For international partners

In the medium-to-long-term, the interests of all countries will be well-served by faster transitions to clean energy in EMDEs and more clean energy technology innovation overall. International engagement on clean energy can promote stronger energy innovation ecosystems in EMDEs and do so within programmes related to the development of clean energy markets, deployment of clean energy technologies, or social and economic prosperity more broadly. Bilateral R&D programmes play an important role in such collaborations, and could be expanded, while also co-funding projects that enhance the innovation ecosystems of the partners in areas tailored to their strengths.

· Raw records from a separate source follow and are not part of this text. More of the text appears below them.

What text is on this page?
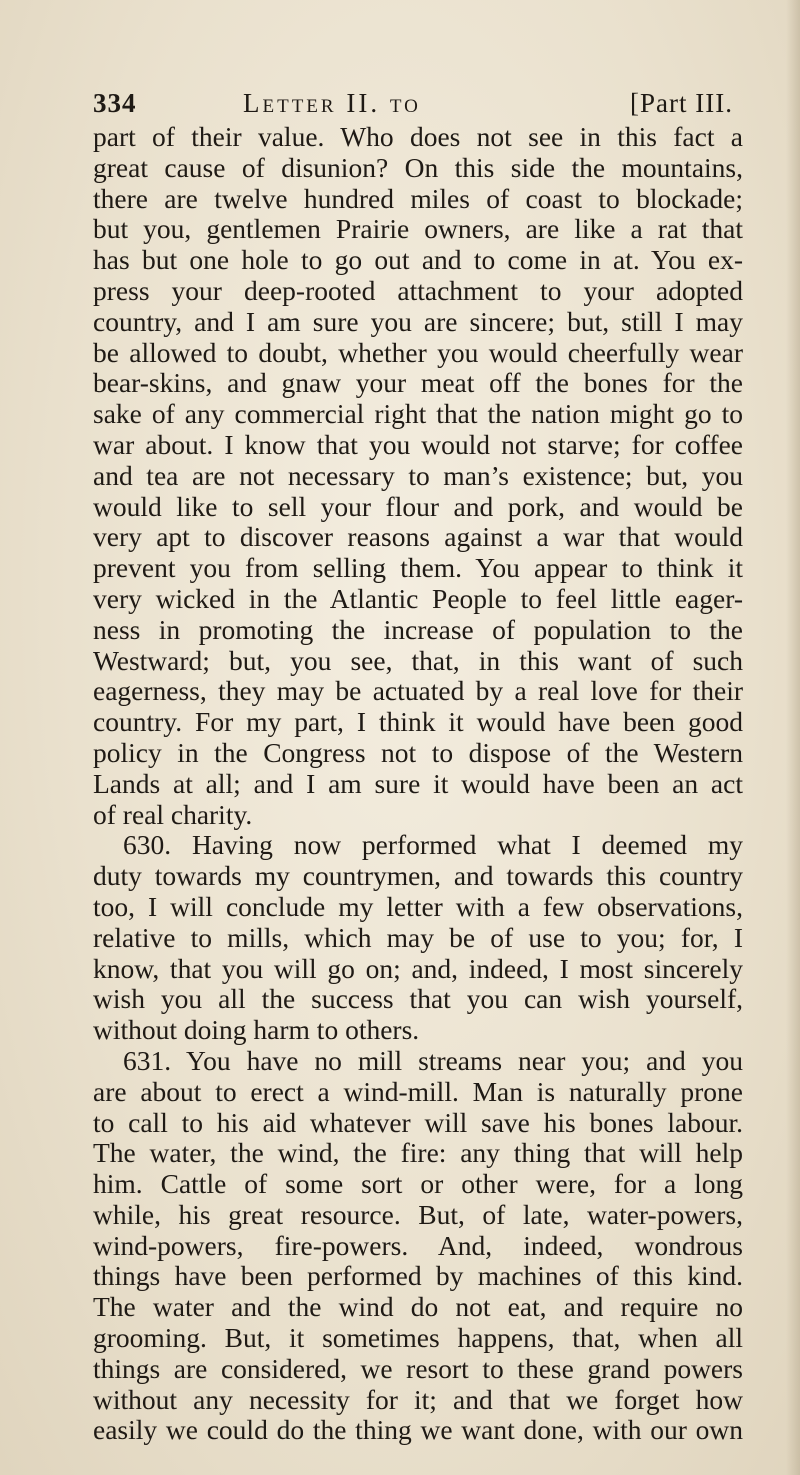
334	Letter II. to	[Part III.
part of their value. Who does not see in this fact a
great cause of disunion? On this side the mountains,
there are twelve hundred miles of coast to blockade;
but you, gentlemen Prairie owners, are like a rat that
has but one hole to go out and to come in at. You ex-
press your deep-rooted attachment to your adopted
country, and I am sure you are sincere; but, still I may
be allowed to doubt, whether you would cheerfully wear
bear-skins, and gnaw your meat off the bones for the
sake of any commercial right that the nation might go to
war about. I know that you would not starve; for coffee
and tea are not necessary to man’s existence; but, you
would like to sell your flour and pork, and would be
very apt to discover reasons against a war that would
prevent you from selling them. You appear to think it
very wicked in the Atlantic People to feel little eager-
ness in promoting the increase of population to the
Westward; but, you see, that, in this want of such
eagerness, they may be actuated by a real love for their
country. For my part, I think it would have been good
policy in the Congress not to dispose of the Western
Lands at all; and I am sure it would have been an act
of real charity.
630. Having now performed what I deemed my
duty towards my countrymen, and towards this country
too, I will conclude my letter with a few observations,
relative to mills, which may be of use to you; for, I
know, that you will go on; and, indeed, I most sincerely
wish you all the success that you can wish yourself,
without doing harm to others.
631. You have no mill streams near you; and you
are about to erect a wind-mill. Man is naturally prone
to call to his aid whatever will save his bones labour.
The water, the wind, the fire: any thing that will help
him. Cattle of some sort or other were, for a long
while, his great resource. But, of late, water-powers,
wind-powers, fire-powers. And, indeed, wondrous
things have been performed by machines of this kind.
The water and the wind do not eat, and require no
grooming. But, it sometimes happens, that, when all
things are considered, we resort to these grand powers
without any necessity for it; and that we forget how
easily we could do the thing we want done, with our own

International initiatives related to clean energy should continue to include EMDE priorities in their work programmes. For projects involving several countries, including on R&D and technology demonstration, being at a relatively low level of technological maturity should not be a barrier to participation but requires upfront discussion of expectations and mutual benefits. Consortia of partners from countries with stronger and weaker clean energy innovation ecosystems, but which face similar challenges, could be assembled.

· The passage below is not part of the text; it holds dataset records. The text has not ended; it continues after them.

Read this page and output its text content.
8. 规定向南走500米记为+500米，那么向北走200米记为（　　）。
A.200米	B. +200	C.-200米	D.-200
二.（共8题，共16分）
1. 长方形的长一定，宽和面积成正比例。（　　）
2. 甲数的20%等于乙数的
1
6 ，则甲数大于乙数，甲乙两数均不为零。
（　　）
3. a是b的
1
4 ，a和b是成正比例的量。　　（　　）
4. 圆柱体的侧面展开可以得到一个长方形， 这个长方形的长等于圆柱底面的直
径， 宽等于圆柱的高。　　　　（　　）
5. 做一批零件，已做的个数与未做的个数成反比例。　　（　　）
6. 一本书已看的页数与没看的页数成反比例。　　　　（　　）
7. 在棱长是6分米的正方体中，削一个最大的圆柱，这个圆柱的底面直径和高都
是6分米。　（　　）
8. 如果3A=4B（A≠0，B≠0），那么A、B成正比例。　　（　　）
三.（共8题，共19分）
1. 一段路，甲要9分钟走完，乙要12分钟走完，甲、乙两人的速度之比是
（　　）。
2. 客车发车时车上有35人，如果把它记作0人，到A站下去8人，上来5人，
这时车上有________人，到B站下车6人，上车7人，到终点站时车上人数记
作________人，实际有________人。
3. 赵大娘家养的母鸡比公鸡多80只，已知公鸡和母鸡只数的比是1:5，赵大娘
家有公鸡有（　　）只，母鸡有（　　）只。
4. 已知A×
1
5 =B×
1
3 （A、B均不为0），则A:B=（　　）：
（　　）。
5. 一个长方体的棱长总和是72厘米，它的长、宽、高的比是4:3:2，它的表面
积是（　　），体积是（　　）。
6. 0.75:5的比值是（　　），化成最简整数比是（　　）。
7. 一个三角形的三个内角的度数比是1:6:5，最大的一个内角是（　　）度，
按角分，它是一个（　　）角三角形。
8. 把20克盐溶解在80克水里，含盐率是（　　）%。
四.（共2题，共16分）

There is scope and need for the technical and market requirements for clean energy transitions in EMDEs to be more highly prioritised within the R&D programmes of the broader international community. Given the considerable economic and infrastructure challenges of shifting away from fossil fuels in key sectors such as transport, industry and power generation, and adopting more energy-efficient building designs, global net zero emissions targets will be out of reach without available and appropriate technologies for EMDEs.

Using development finance to help establish durable demand for clean energy technologies can have a catalytic effect on innovation provided it also supports competition, entrepreneurship and domestic capabilities. Such programmes can facilitate policy experimentation that would be difficult within the existing institutional architecture of the country, or could attract international companies to deploy novel technologies in projects they would otherwise not prioritise. Project loans, technical assistance with standards and regulations, finance for incubators, seed investments and capacity-building grants are just some of the ways in which international capital can spark large changes.